As per his analysis, long-term holders with a holding period of over one year did not engage in significant sell-offs. Instead, holders with 3-6 months holding periods, day traders, and weekly swing traders were identified as the current sellers.

The pundit concluded that long-term holders continue to retain their Bitcoin supply, leading to speculation that they may be preparing for the anticipated halving event in 2024.

That said, despite Tuesday’s resurgence, Bitcoin’s woes seem to have worsened, with the SEC reportedly asking a court to freeze the assets of Binance US temporarily. This led to Bitcoin witnessing a further drop Wednesday, with crypto analyst “Material Indicators” tweeting, “Yesterday went as predicted. Today, FUD continues to stimulate PA across the market.”

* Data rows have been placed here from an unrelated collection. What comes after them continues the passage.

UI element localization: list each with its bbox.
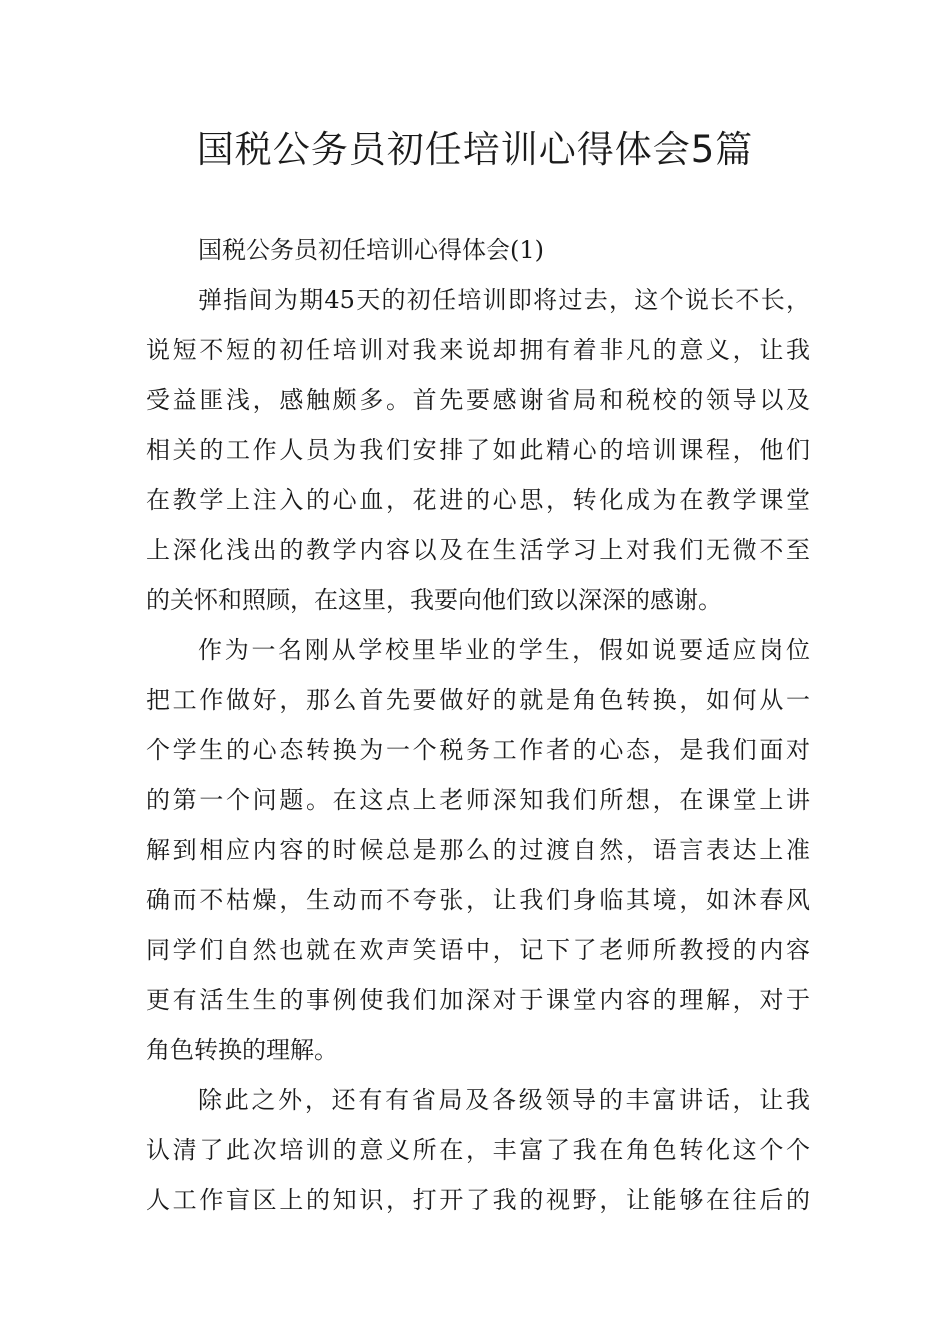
paragraph-line: 把工作做好，那么首先要做好的就是角色转换，如何从一 [146,686,810,714]
paragraph-line: 人工作盲区上的知识，打开了我的视野，让能够在往后的 [146,1186,810,1214]
paragraph-line: 说短不短的初任培训对我来说却拥有着非凡的意义，让我 [146,336,810,364]
paragraph-line: 认清了此次培训的意义所在，丰富了我在角色转化这个个 [146,1136,810,1164]
paragraph-line: 角色转换的理解。 [146,1036,338,1064]
paragraph-2 [146,625,810,1075]
paragraph-1 [146,275,810,625]
section-heading: 国税公务员初任培训心得体会(1) [198,236,544,264]
document-title: 国税公务员初任培训心得体会5篇 [196,128,754,171]
document-body [146,225,810,1225]
paragraph-line: 解到相应内容的时候总是那么的过渡自然，语言表达上准 [146,836,810,864]
paragraph-line: 除此之外，还有有省局及各级领导的丰富讲话，让我 [198,1086,810,1114]
paragraph-line: 上深化浅出的教学内容以及在生活学习上对我们无微不至 [146,536,810,564]
paragraph-3 [146,1075,810,1225]
paragraph-line: 相关的工作人员为我们安排了如此精心的培训课程，他们 [146,436,810,464]
paragraph-line: 弹指间为期45天的初任培训即将过去，这个说长不长， [198,286,810,314]
paragraph-line: 受益匪浅，感触颇多。首先要感谢省局和税校的领导以及 [146,386,810,414]
paragraph-line: 更有活生生的事例使我们加深对于课堂内容的理解，对于 [146,986,810,1014]
paragraph-line: 作为一名刚从学校里毕业的学生，假如说要适应岗位 [198,636,810,664]
paragraph-line: 确而不枯燥，生动而不夸张，让我们身临其境，如沐春风 [146,886,810,914]
paragraph-line: 的第一个问题。在这点上老师深知我们所想，在课堂上讲 [146,786,810,814]
paragraph-line: 个学生的心态转换为一个税务工作者的心态，是我们面对 [146,736,810,764]
paragraph-line: 的关怀和照顾，在这里，我要向他们致以深深的感谢。 [146,586,722,614]
paragraph-line: 同学们自然也就在欢声笑语中，记下了老师所教授的内容 [146,936,810,964]
paragraph-line: 在教学上注入的心血，花进的心思，转化成为在教学课堂 [146,486,810,514]
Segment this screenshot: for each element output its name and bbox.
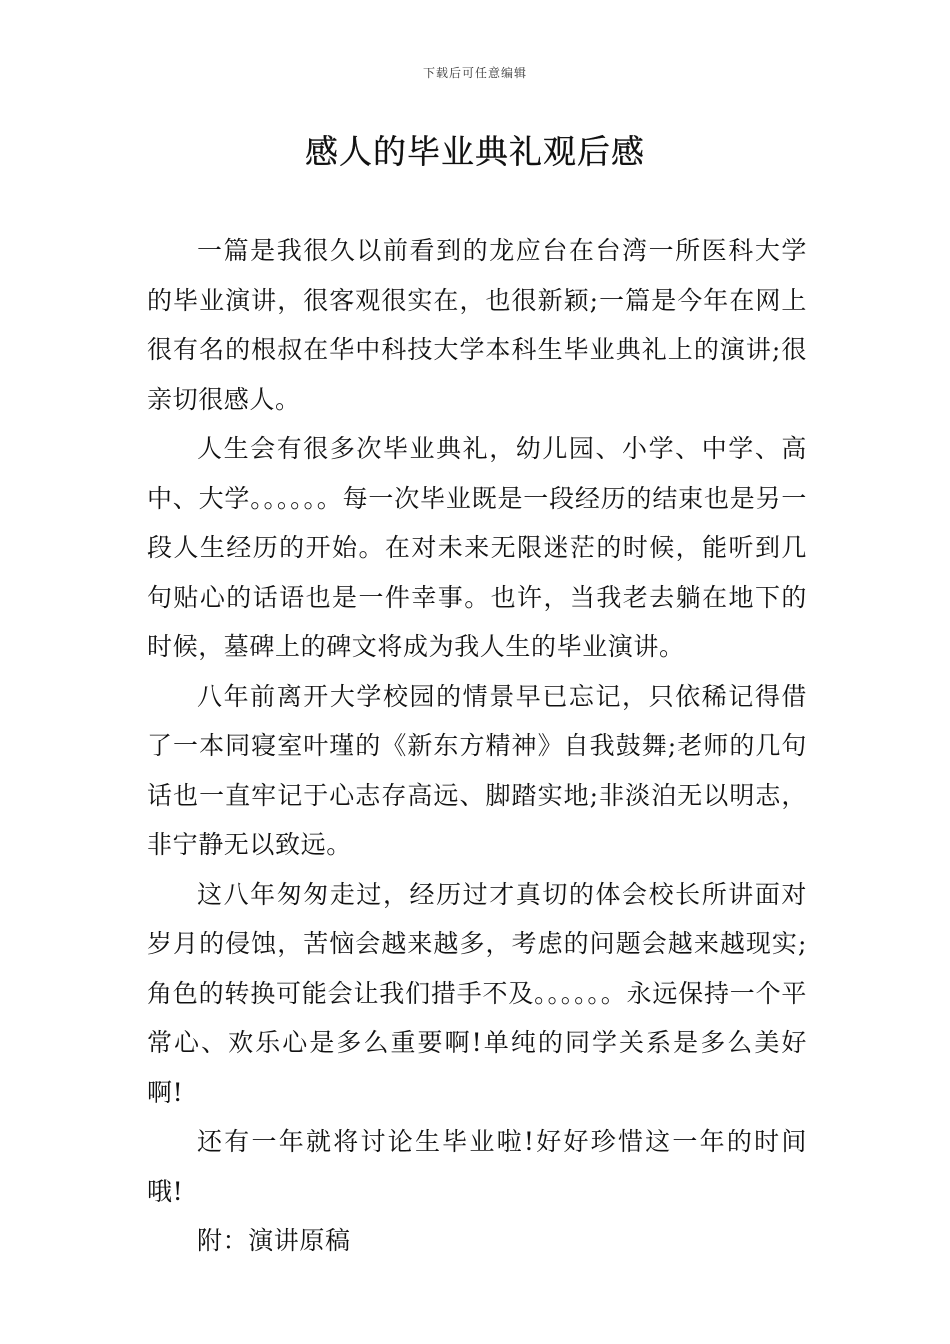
paragraph: 还有一年就将讨论生毕业啦!好好珍惜这一年的时间哦!	[147, 1127, 807, 1206]
paragraph: 附：演讲原稿	[197, 1226, 351, 1255]
paragraph: 一篇是我很久以前看到的龙应台在台湾一所医科大学的毕业演讲，很客观很实在，也很新颖;一篇是今年在网上很有名的根叔在华中科技大学本科生毕业典礼上的演讲;很亲切很感人。	[147, 236, 807, 414]
paragraph: 人生会有很多次毕业典礼，幼儿园、小学、中学、高中、大学。。。。。。每一次毕业既是一段经历的结束也是另一段人生经历的开始。在对未来无限迷茫的时候，能听到几句贴心的话语也是一件幸事。也许，当我老去躺在地下的时候，墓碑上的碑文将成为我人生的毕业演讲。	[147, 434, 807, 661]
document-title: 感人的毕业典礼观后感	[305, 132, 645, 171]
document-body	[147, 226, 807, 1266]
paragraph: 这八年匆匆走过，经历过才真切的体会校长所讲面对岁月的侵蚀，苦恼会越来越多，考虑的问题会越来越现实;角色的转换可能会让我们措手不及。。。。。。永远保持一个平常心、欢乐心是多么重要啊!单纯的同学关系是多么美好啊!	[147, 879, 807, 1107]
header-note: 下载后可任意编辑	[422, 66, 527, 80]
paragraph: 八年前离开大学校园的情景早已忘记，只依稀记得借了一本同寝室叶瑾的《新东方精神》自我鼓舞;老师的几句话也一直牢记于心志存高远、脚踏实地;非淡泊无以明志，非宁静无以致远。	[147, 681, 807, 859]
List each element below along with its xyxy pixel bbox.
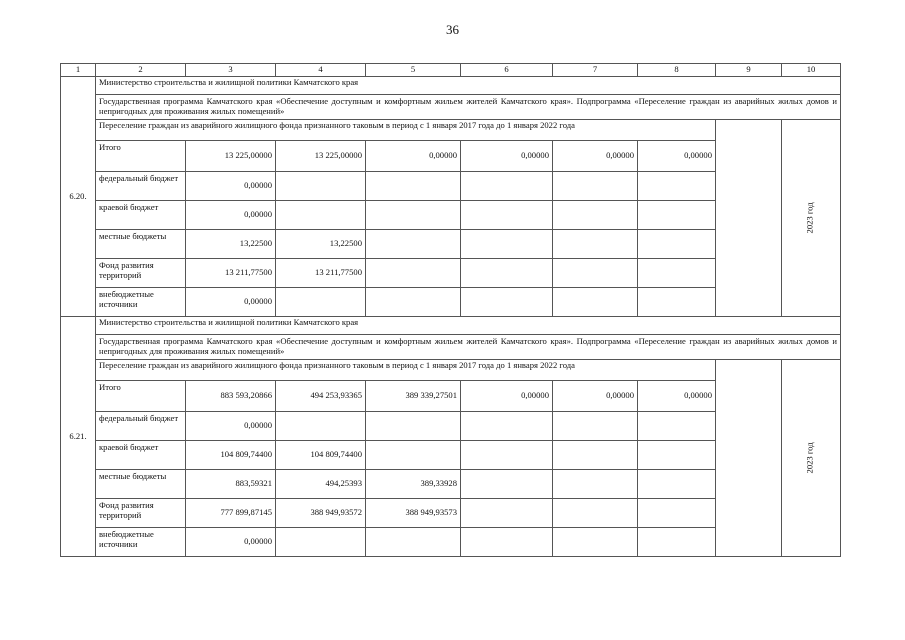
amount-cell: 0,00000 [186, 201, 276, 230]
budget-table [60, 63, 841, 557]
funding-source-label: местные бюджеты [96, 470, 186, 499]
funding-source-label: краевой бюджет [96, 441, 186, 470]
funding-source-label: краевой бюджет [96, 201, 186, 230]
program-title: Государственная программа Камчатского края «Обеспечение доступным и комфортным жильем жителей Камчатского края». Подпрограмма «Переселение граждан из аварийных жилых домов и непригодных для проживания жилых помещений» [96, 335, 841, 360]
amount-cell: 0,00000 [553, 381, 638, 412]
column-header: 5 [366, 64, 461, 77]
amount-cell: 13 225,00000 [276, 141, 366, 172]
row-index: 6.20. [61, 77, 96, 317]
amount-cell: 0,00000 [186, 172, 276, 201]
amount-cell: 388 949,93572 [276, 499, 366, 528]
amount-cell: 13,22500 [186, 230, 276, 259]
amount-cell: 13,22500 [276, 230, 366, 259]
amount-cell [638, 172, 716, 201]
amount-cell: 0,00000 [461, 141, 553, 172]
year-label: 2023 год [805, 202, 816, 234]
amount-cell: 777 899,87145 [186, 499, 276, 528]
amount-cell: 0,00000 [461, 381, 553, 412]
year-label: 2023 год [805, 442, 816, 474]
column-header: 9 [716, 64, 782, 77]
amount-cell [461, 259, 553, 288]
amount-cell: 0,00000 [366, 141, 461, 172]
amount-cell: 0,00000 [186, 288, 276, 317]
amount-cell: 0,00000 [186, 412, 276, 441]
amount-cell [553, 470, 638, 499]
funding-source-label: внебюджетные источники [96, 528, 186, 557]
amount-cell [553, 172, 638, 201]
funding-source-label: Фонд развития территорий [96, 259, 186, 288]
year-cell [782, 120, 841, 317]
column-header: 10 [782, 64, 841, 77]
organization-name: Министерство строительства и жилищной политики Камчатского края [96, 77, 841, 95]
row-index: 6.21. [61, 317, 96, 557]
amount-cell [553, 230, 638, 259]
funding-source-label: федеральный бюджет [96, 412, 186, 441]
column-header-row [61, 64, 841, 77]
empty-cell [716, 120, 782, 317]
org-row [61, 317, 841, 335]
amount-cell [638, 499, 716, 528]
column-header: 1 [61, 64, 96, 77]
program-title: Государственная программа Камчатского края «Обеспечение доступным и комфортным жильем жителей Камчатского края». Подпрограмма «Переселение граждан из аварийных жилых домов и непригодных для проживания жилых помещений» [96, 95, 841, 120]
funding-source-label: внебюджетные источники [96, 288, 186, 317]
subprogram-title: Переселение граждан из аварийного жилищного фонда признанного таковым в период с 1 января 2017 года до 1 января 2022 года [96, 360, 716, 381]
amount-cell: 0,00000 [638, 381, 716, 412]
amount-cell: 13 225,00000 [186, 141, 276, 172]
column-header: 3 [186, 64, 276, 77]
amount-cell [366, 201, 461, 230]
amount-cell [638, 230, 716, 259]
amount-cell: 388 949,93573 [366, 499, 461, 528]
funding-source-label: Фонд развития территорий [96, 499, 186, 528]
subprogram-row [61, 360, 841, 381]
amount-cell [553, 201, 638, 230]
amount-cell [276, 172, 366, 201]
column-header: 2 [96, 64, 186, 77]
amount-cell [638, 528, 716, 557]
amount-cell: 883 593,20866 [186, 381, 276, 412]
amount-cell [638, 470, 716, 499]
amount-cell: 0,00000 [553, 141, 638, 172]
amount-cell [276, 201, 366, 230]
amount-cell [366, 412, 461, 441]
amount-cell [461, 470, 553, 499]
amount-cell [366, 288, 461, 317]
organization-name: Министерство строительства и жилищной политики Камчатского края [96, 317, 841, 335]
program-row [61, 335, 841, 360]
amount-cell: 494 253,93365 [276, 381, 366, 412]
amount-cell [366, 259, 461, 288]
amount-cell [638, 288, 716, 317]
amount-cell: 13 211,77500 [186, 259, 276, 288]
column-header: 7 [553, 64, 638, 77]
amount-cell [366, 441, 461, 470]
amount-cell [553, 441, 638, 470]
amount-cell [461, 230, 553, 259]
funding-source-label: федеральный бюджет [96, 172, 186, 201]
amount-cell: 389,33928 [366, 470, 461, 499]
org-row [61, 77, 841, 95]
amount-cell [553, 499, 638, 528]
program-row [61, 95, 841, 120]
amount-cell [461, 412, 553, 441]
amount-cell: 389 339,27501 [366, 381, 461, 412]
amount-cell [553, 528, 638, 557]
amount-cell: 494,25393 [276, 470, 366, 499]
amount-cell: 104 809,74400 [186, 441, 276, 470]
amount-cell: 13 211,77500 [276, 259, 366, 288]
column-header: 8 [638, 64, 716, 77]
amount-cell [366, 528, 461, 557]
funding-source-label: Итого [96, 141, 186, 172]
amount-cell [276, 288, 366, 317]
amount-cell [638, 201, 716, 230]
amount-cell [638, 412, 716, 441]
amount-cell [461, 499, 553, 528]
amount-cell [638, 259, 716, 288]
empty-cell [716, 360, 782, 557]
funding-source-label: местные бюджеты [96, 230, 186, 259]
page-number: 36 [446, 22, 459, 37]
amount-cell [461, 172, 553, 201]
amount-cell [276, 528, 366, 557]
year-cell [782, 360, 841, 557]
amount-cell [553, 259, 638, 288]
amount-cell [638, 441, 716, 470]
amount-cell [461, 288, 553, 317]
amount-cell [461, 441, 553, 470]
amount-cell [461, 528, 553, 557]
amount-cell [366, 172, 461, 201]
amount-cell: 0,00000 [186, 528, 276, 557]
funding-source-label: Итого [96, 381, 186, 412]
amount-cell: 883,59321 [186, 470, 276, 499]
amount-cell [553, 412, 638, 441]
amount-cell: 104 809,74400 [276, 441, 366, 470]
subprogram-row [61, 120, 841, 141]
column-header: 4 [276, 64, 366, 77]
column-header: 6 [461, 64, 553, 77]
amount-cell [461, 201, 553, 230]
amount-cell [366, 230, 461, 259]
subprogram-title: Переселение граждан из аварийного жилищного фонда признанного таковым в период с 1 января 2017 года до 1 января 2022 года [96, 120, 716, 141]
amount-cell [276, 412, 366, 441]
amount-cell [553, 288, 638, 317]
amount-cell: 0,00000 [638, 141, 716, 172]
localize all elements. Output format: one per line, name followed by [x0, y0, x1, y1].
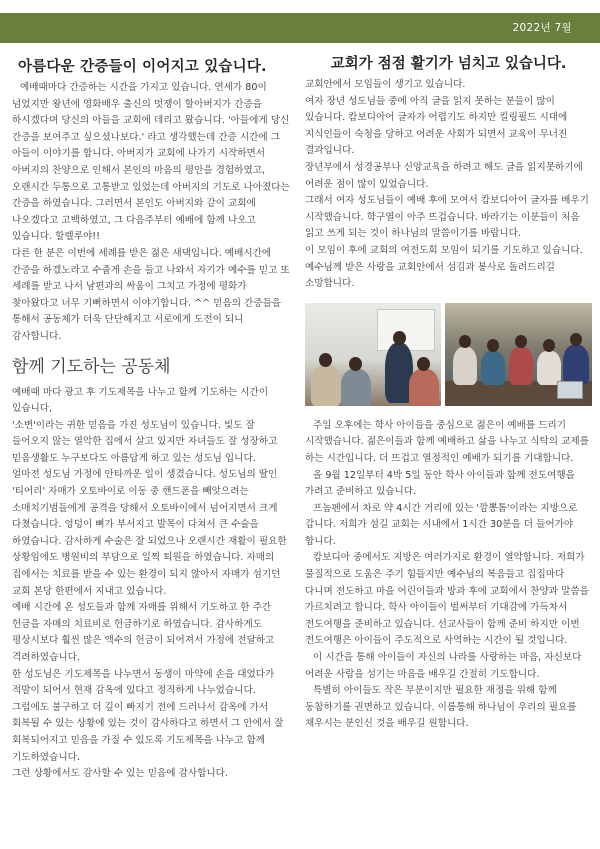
- paragraph: 예배 시간에 온 성도들과 함께 자매를 위해서 기도하고 한 주간 헌금을 자매의 치료비로 헌금하기로 하였습니다. 감사하게도 평상시보다 훨씬 많은 액수의 헌금이 되어져서 가정에 전달하고 격려하였습니다.: [12, 602, 275, 663]
- paragraph: 그래서 여자 성도님들이 예배 후에 모여서 캄보디아어 글자를 배우기 시작했습니다. 학구열이 아주 뜨겁습니다. 바라기는 이분들이 처음 읽고 쓰게 되는 것이 하나님의 말씀이기를 바랍니다.: [305, 195, 589, 240]
- paragraph: 장년부에서 성경공부나 신앙교육을 하려고 해도 글을 읽지못하기에 어려운 점이 많이 있었습니다.: [305, 161, 583, 190]
- paragraph: 한 성도님은 기도제목을 나누면서 동생이 마약에 손을 대었다가 적발이 되어서 현재 감옥에 있다고 정직하게 나누었습니다. 그럼에도 불구하고 더 깊이 빠지기 전에 드러나서 감옥에 가서 회복될 수 있는 상황에 있는 것이 감사하다고 하면서 그 안에서 잘 회복되어지고 믿음을 가질 수 있도록 기도제목을 나누고 함께 기도하였습니다.: [12, 668, 284, 763]
- paragraph: 예배때 마다 광고 후 기도제목을 나누고 함께 기도하는 시간이 있습니다,: [12, 386, 269, 415]
- right-column: [305, 52, 592, 843]
- section-title-testimonies: 아름다운 간증들이 이어지고 있습니다.: [18, 59, 267, 75]
- paragraph: 얼마전 성도님 가정에 안타까운 일이 생겼습니다. 성도님의 딸인 '티어리' 자매가 오토바이로 이동 중 핸드폰을 빼앗으려는 소매치기범들에게 공격을 당해서 오토바이에서 넘어지면서 크게 다쳤습니다. 엉덩이 뼈가 부서지고 발목이 다쳐서 큰 수술을 하였습니다. 감사하게 수술은 잘 되었으나 오랜시간 재활이 필요한 상황임에도 병원비의 부담으로 일찍 퇴원을 하였습니다. 자매의 집에서는 치료를 받을 수 있는 환경이 되지 않아서 자매가 섬기던 교회 본당 한편에서 지내고 있습니다.: [12, 469, 287, 597]
- section-title-church-activity: 교회가 점점 활기가 넘치고 있습니다.: [330, 56, 567, 72]
- photo-literacy-class: [305, 303, 441, 406]
- paragraph: 주일 오후에는 학사 아이들을 중심으로 젊은이 예배를 드리기 시작했습니다. 젊은이들과 함께 예배하고 삶을 나누고 식탁의 교제를 하는 시간입니다. 더 뜨겁고 열정적인 예배가 되기를 기대합니다.: [305, 419, 589, 464]
- paragraph: 특별히 아이들도 작은 부분이지만 필요한 재정을 위해 함께 동참하기를 권면하고 있습니다. 이름통해 하나님이 우리의 필요를 채우시는 분인신 것을 배우길 원합니다.: [305, 685, 577, 730]
- issue-date: 2022년 7월: [512, 22, 572, 34]
- paragraph: 캄보디아 중에서도 지방은 여러가지로 환경이 열악합니다. 저희가 물질적으로 도움은 주기 힘들지만 예수님의 복음들고 집집마다 다니며 전도하고 마을 어린이들과 방과 후에 교회에서 찬양과 말씀을 가르치려고 합니다. 학사 아이들이 벌써부터 기대감에 가득차서 전도여행을 준비하고 있습니다. 선교사들이 함께 준비 하지만 이번 전도여행은 아이들이 주도적으로 사역하는 시간이 될 것입니다.: [305, 552, 589, 647]
- paragraph: 이 시간을 통해 아이들이 자신의 나라를 사랑하는 마음, 자신보다 어려운 사람을 섬기는 마음을 배우길 간절히 기도합니다.: [305, 652, 582, 680]
- paragraph: 교회안에서 모임들이 생기고 있습니다.: [305, 79, 466, 90]
- photo-youth-group: [445, 303, 592, 406]
- paragraph: 예배때마다 간증하는 시간을 가지고 있습니다. 연세가 80이 넘었지만 왕년에 영화배우 출신의 멋쟁이 할아버지가 간증을 하시겠다며 당신의 아들을 교회에 데리고 왔습니다. '아들에게 당신 간증을 보여주고 싶으셨나보다.' 라고 생각했는데 간증 시간에 그 아들이 이야기를 합니다. 아버지가 교회에 나가기 시작하면서 아버지의 찬양으로 인해서 본인의 마음의 평안을 경험하였고, 오랜시간 두통으로 고통받고 있었는데 아버지의 기도로 나아졌다는 간증을 하였습니다. 그러면서 본인도 아버지와 같이 교회에 나오겠다고 고백하였고, 그 다음주부터 예배에 함께 나오고 있습니다. 할렐루야!!: [12, 82, 290, 243]
- left-column: [12, 52, 292, 843]
- paragraph: 그런 상황에서도 감사할 수 있는 믿음에 감사합니다.: [12, 768, 228, 780]
- paragraph: 다른 한 분은 이번에 세례를 받은 젊은 새댁입니다. 예배시간에 간증을 하겠노라고 수줍게 손을 들고 나와서 자기가 예수를 믿고 또 세례를 받고 나서 남편과의 싸움이 그치고 가정에 평화가 찾아왔다고 너무 기뻐하면서 이야기합니다. ^^ 믿음의 간증들을 통해서 공동체가 더욱 단단해지고 서로에게 도전이 되니 감사합니다.: [12, 247, 290, 342]
- paragraph: '소변'이라는 귀한 믿음을 가진 성도님이 있습니다. 빛도 잘 들어오지 않는 열악한 집에서 살고 있지만 자녀들도 잘 성장하고 믿음생활도 누구보다도 아름답게 하고 있는 성도님 입니다.: [12, 419, 278, 464]
- paragraph: 이 모임이 후에 교회의 여전도회 모임이 되기를 기도하고 있습니다.예수님께 받은 사랑을 교회안에서 섬김과 봉사로 돌려드리길 소망합니다.: [305, 244, 583, 290]
- paragraph: 올 9월 12일부터 4박 5일 동안 학사 아이들과 함께 전도여행을 가려고 준비하고 있습니다.: [305, 469, 575, 498]
- header-bar: [0, 13, 600, 43]
- paragraph: 여자 장년 성도님들 중에 아직 글을 읽지 못하는 분들이 많이 있습니다. 캄보디아어 글자가 어렵기도 하지만 킬링필드 시대에 지식인들이 숙청을 당하고 어려운 사회가 되면서 교육이 무너진 결과입니다.: [305, 95, 568, 157]
- paragraph: 프놈펜에서 차로 약 4시간 거리에 있는 '깜뽕톰'이라는 지방으로 갑니다. 저희가 섬길 교회는 시내에서 1시간 30분을 더 들어가야 합니다.: [305, 502, 578, 547]
- section-title-prayer: 함께 기도하는 공동체: [12, 356, 171, 377]
- photo-strip: [305, 303, 592, 406]
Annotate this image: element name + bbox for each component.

The pundit then shared his analysis, stating that Bitcoin is currently retesting the 200-Week Moving Average (MA). However, bid liquidity appears to be relatively low at this level. According to him, should the 200-Week MA fail to hold, he predicted another retest of the 50-Month MA, where both liquidity and sentiment exhibit greater strength.

Notably, Bitcoin has already formed a double bottom pattern at the 50-Month MA, which is visible in the hourly timeframes. If a triple bottom were to emerge, it would signal a bullish trend, according to Material Indicators.

However, the expert cautioned that a sudden price drop to $25,000 could potentially clear the path towards a bearish market sentiment, urging traders to “plan for the possibilities.”

At press time, Bitcoin was trading at $26,384, down 0.27% in the past 24 hours, according to CoinMarketCap data.